Flickr, on the other hand, once had a wonderful culture of being a “photo sharing site,” but then suddenly there was a de facto (IANAL) situation declared where use of the “Blog This!” button put one at risk of a lawsuit. The whole case seemed to hinge on some laypersons’ assertion that posting to a “blog with ads” was commercial theft of copyrighted work. Flickr employees at first insisted it was okay, then retracted. Where were you?? Praising Flickr.
It would help for you to get to know the institutions a bit before you go and thrust your nonprofit upon it. I’m sure these agreements made very happy the programmers and lawyers in your institutions and the groups you’re setting up cc licenses with, but the way you’ve done it may either i) impede and disrupt a thriving sharing community that was already there, or ii) ignore and to nothing to prevent cyber-bullying (“He posted my image to a blog with ADS!” ) that your lawyering could have helped correct and clarify. Perhaps you should have declared that all youtube videos were already, according to the established culture (IANAL) cc-by-nd, and just let folks opt-in to tougher standards.

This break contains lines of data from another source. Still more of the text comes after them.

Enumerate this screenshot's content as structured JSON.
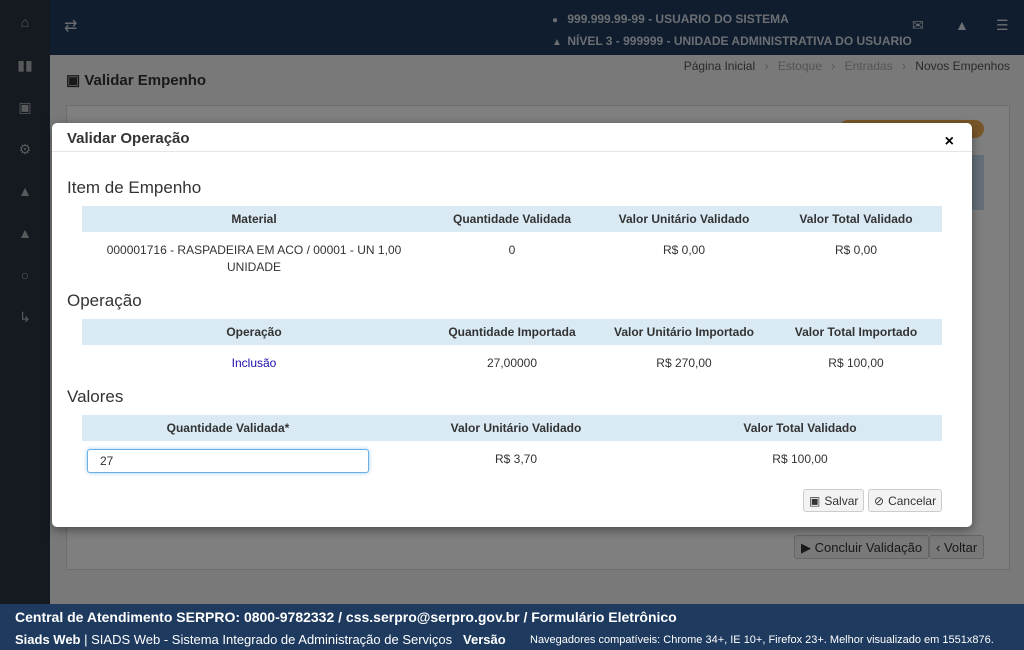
{
  "header": {
    "user_line": "999.999.99-99 - USUARIO DO SISTEMA",
    "unit_line": "NÍVEL 3 - 999999 - UNIDADE ADMINISTRATIVA DO USUARIO"
  },
  "page": {
    "title": "Validar Empenho",
    "breadcrumb": [
      "Página Inicial",
      "Estoque",
      "Entradas",
      "Novos Empenhos"
    ],
    "buttons": {
      "concluir": "Concluir Validação",
      "voltar": "Voltar"
    }
  },
  "modal": {
    "title": "Validar Operação",
    "close": "×",
    "item": {
      "title": "Item de Empenho",
      "headers": [
        "Material",
        "Quantidade Validada",
        "Valor Unitário Validado",
        "Valor Total Validado"
      ],
      "row": [
        "000001716 - RASPADEIRA EM ACO / 00001 - UN 1,00 UNIDADE",
        "0",
        "R$ 0,00",
        "R$ 0,00"
      ]
    },
    "operacao": {
      "title": "Operação",
      "headers": [
        "Operação",
        "Quantidade Importada",
        "Valor Unitário Importado",
        "Valor Total Importado"
      ],
      "row": [
        "Inclusão",
        "27,00000",
        "R$ 270,00",
        "R$ 100,00"
      ]
    },
    "valores": {
      "title": "Valores",
      "headers": [
        "Quantidade Validada*",
        "Valor Unitário Validado",
        "Valor Total Validado"
      ],
      "quantidade_value": "27",
      "row": [
        "R$ 3,70",
        "R$ 100,00"
      ]
    },
    "buttons": {
      "salvar": "Salvar",
      "cancelar": "Cancelar"
    }
  },
  "footer": {
    "line1": "Central de Atendimento SERPRO: 0800-9782332 / css.serpro@serpro.gov.br / Formulário Eletrônico",
    "brand": "Siads Web",
    "system": "SIADS Web - Sistema Integrado de Administração de Serviços",
    "version_label": "Versão",
    "compat": "Navegadores compatíveis: Chrome 34+, IE 10+, Firefox 23+. Melhor visualizado em 1551x876."
  },
  "colors": {
    "header_bg": "#1e3a5f",
    "sidebar_bg": "#2a3542",
    "table_header_bg": "#d9eaf4",
    "link": "#1a0dab"
  },
  "icons": [
    "home-icon",
    "barcode-icon",
    "archive-icon",
    "cogs-icon",
    "warning-icon",
    "graduation-icon",
    "circle-icon",
    "logout-icon",
    "exchange-icon",
    "envelope-icon",
    "bars-icon",
    "user-icon",
    "sitemap-icon",
    "money-icon",
    "save-icon",
    "ban-icon",
    "play-icon",
    "chevron-left-icon"
  ]
}
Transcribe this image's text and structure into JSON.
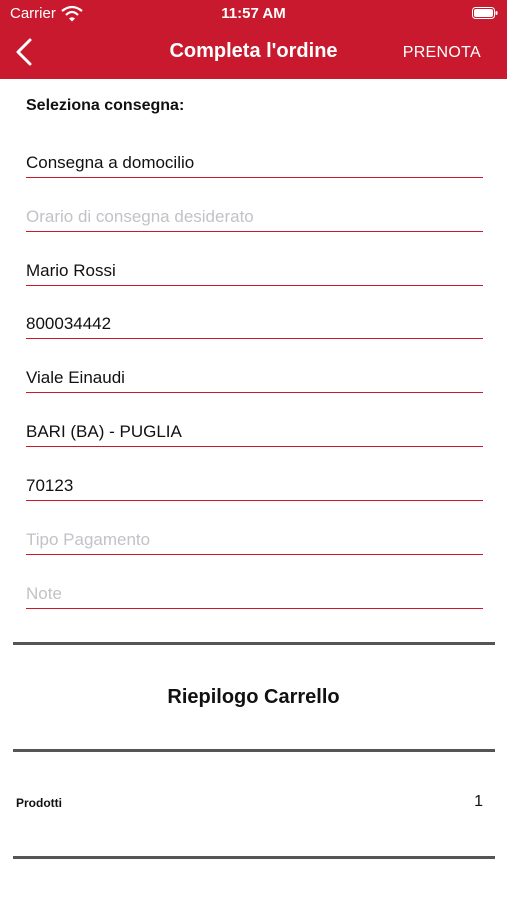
{
  "status": {
    "carrier": "Carrier",
    "time": "11:57 AM"
  },
  "nav": {
    "back_icon": "chevron-left-icon",
    "title": "Completa l'ordine",
    "action": "PRENOTA"
  },
  "form": {
    "section_label": "Seleziona consegna:",
    "delivery_type": "Consegna a domocilio",
    "delivery_time_placeholder": "Orario di consegna desiderato",
    "name": "Mario Rossi",
    "phone": "800034442",
    "address": "Viale Einaudi",
    "city": "BARI (BA) - PUGLIA",
    "postal_code": "70123",
    "payment_placeholder": "Tipo Pagamento",
    "notes_placeholder": "Note"
  },
  "summary": {
    "title": "Riepilogo Carrello",
    "products_label": "Prodotti",
    "products_count": "1"
  },
  "colors": {
    "accent": "#C8192E",
    "placeholder": "#C2C2C7",
    "divider": "#555555"
  }
}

What is fair-use or transformative has always, necessarily been fuzzy depending on the situation. Basing an Obama picture on an FDR pic is more likely ok than on an Obama pic.
But given the risk of being fairly or unfairly accused of copyright violation or making an innocent copyright violation (if he forgot that he saw a photo before subconsciously copying it) it looks like all LEGAL RISK to me to say COPY THIS.
Why not put a sign on your back, SUE ME?
Might be nice if we got a decent legal opinion from a copyright lawyer instead of pontification on subjects out of his area of expertise.
IANAL a copyright lawyer but I know a man who is.
I broached this subject regarding my own blog and content from media sharing sites. His answer was simple:
Unless there is a note or reference to something explicitly saying that the image is not to be used or that the author must be consulted then use it but if you are asked to remove it do so and quickly and without argument.
He did state that this was an opinion based as much in commom sense as in law.